珍しい楽譜付き歌碑も立っていますが、写真は割愛





“日出の石門”付近の露頭
 褶曲と断層

断層の向きはいろいろで、かなり複雑です。
全体が断層破砕帯
(断層の動いた衝撃と摩擦で、
両側の岩石が粉砕されている部分)

と言ってよいのかもしれません。
平行に並んだ細かいヒビ割れが、
ゆるやかに波打っています。




“日出の石門”付近の露頭

断層で岩石が破砕されて弱くなった場所が、
海水に浸食されて、洞門や洞窟が形成されて
いるそうです
(現地の説明板による。)




 “日出の石門”も、↑これらの崖の岩石も、みなチャートを主とする堆積層です。

 チャートは、放散虫(珪酸 SiO2 質の殻をもつプランクトン)の死骸が深海底で堆積した岩石で、微細な石英の粒がしっかり固まってできています。堆積岩ですが、たいへん硬いのです。

 チャートが堆積するのは、熱帯の大洋で、日本列島にはプレートが運んで来て、“沈み込み帯”で陸地に付加したものです。

 ↑この場所のチャートは、《秩父帯》に属しているそうです。‥ということは、中央構造線から2kmと離れていないのに、ここはもう《秩父帯》なのです。ここでは、《三波川帯》は非常に細くなっているようです。

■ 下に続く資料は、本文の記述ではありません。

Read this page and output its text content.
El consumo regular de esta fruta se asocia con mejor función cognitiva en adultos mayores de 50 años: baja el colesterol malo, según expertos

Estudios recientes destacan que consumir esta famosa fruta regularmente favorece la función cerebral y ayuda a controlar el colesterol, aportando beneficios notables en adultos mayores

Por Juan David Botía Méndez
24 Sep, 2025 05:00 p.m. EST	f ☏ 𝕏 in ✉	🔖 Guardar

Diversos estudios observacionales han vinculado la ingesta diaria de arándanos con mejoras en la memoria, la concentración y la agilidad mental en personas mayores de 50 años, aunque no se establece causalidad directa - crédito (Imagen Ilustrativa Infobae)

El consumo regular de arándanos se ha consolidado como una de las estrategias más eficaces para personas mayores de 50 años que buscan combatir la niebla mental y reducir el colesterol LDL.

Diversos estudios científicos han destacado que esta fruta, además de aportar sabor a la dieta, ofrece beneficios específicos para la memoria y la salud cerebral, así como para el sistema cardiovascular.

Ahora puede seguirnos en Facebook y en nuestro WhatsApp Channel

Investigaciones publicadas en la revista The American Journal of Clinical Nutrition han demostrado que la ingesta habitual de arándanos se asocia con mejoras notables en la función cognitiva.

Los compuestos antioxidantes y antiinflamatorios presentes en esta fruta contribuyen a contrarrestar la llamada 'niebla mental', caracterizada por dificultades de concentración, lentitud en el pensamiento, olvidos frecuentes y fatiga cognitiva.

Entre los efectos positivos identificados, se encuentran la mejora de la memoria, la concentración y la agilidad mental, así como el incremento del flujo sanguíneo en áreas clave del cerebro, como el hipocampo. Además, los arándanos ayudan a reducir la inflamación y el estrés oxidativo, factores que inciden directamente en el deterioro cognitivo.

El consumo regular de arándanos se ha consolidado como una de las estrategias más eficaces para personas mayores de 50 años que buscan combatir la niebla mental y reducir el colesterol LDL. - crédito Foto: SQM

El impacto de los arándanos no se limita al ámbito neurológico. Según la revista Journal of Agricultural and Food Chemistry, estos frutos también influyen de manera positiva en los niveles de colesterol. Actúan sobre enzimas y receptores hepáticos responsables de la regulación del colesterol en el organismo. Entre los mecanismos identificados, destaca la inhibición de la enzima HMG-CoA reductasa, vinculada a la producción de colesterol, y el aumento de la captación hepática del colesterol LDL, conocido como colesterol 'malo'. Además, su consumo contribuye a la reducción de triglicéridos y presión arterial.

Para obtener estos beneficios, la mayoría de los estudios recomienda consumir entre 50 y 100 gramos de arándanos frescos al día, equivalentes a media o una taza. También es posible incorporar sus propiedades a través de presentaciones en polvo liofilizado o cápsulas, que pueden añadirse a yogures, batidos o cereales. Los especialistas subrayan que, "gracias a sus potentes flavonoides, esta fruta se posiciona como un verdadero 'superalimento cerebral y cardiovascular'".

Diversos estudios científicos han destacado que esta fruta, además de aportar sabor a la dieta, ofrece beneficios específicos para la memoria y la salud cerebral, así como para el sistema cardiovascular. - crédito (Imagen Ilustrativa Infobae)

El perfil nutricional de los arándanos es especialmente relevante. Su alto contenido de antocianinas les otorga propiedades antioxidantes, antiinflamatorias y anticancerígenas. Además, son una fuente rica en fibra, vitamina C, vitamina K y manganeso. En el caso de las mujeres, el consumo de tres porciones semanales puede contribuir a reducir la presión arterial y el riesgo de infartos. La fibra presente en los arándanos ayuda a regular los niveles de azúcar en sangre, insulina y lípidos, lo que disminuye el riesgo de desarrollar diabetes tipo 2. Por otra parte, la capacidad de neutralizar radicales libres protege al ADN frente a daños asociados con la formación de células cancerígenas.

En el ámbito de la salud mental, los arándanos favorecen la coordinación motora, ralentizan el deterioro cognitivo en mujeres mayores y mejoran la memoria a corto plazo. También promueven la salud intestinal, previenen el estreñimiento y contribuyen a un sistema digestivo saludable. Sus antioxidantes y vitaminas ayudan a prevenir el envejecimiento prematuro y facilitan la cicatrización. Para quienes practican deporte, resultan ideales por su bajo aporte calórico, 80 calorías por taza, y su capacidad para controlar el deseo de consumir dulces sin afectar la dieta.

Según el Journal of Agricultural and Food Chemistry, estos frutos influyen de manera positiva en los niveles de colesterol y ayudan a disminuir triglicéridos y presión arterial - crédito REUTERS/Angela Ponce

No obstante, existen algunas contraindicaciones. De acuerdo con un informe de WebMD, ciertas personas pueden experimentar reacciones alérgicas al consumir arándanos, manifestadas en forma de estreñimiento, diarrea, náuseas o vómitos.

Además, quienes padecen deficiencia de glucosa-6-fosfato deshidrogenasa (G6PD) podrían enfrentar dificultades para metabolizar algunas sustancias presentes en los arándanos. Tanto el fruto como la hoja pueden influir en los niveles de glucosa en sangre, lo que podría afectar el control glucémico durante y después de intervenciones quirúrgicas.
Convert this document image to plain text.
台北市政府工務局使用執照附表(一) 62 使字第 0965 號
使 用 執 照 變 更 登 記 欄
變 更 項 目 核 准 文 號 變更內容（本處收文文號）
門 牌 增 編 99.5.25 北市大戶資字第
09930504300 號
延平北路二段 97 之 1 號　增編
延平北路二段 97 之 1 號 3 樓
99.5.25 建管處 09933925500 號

 じつは、このすぐ近くに、“日本の地質百選”に選ばれた「秩父帯チャートの褶曲」露頭があるのですが、残念ながらそこまでは踏み込めませんでした。あざやかなチャートの褶曲をご覧になりたい方は、図書館などで、こちらの本をぜひ参照してください:
⇒日本地質学会構造地質部会・編『日本の地質構造100選』,2012,朝倉書店,pp.102-103.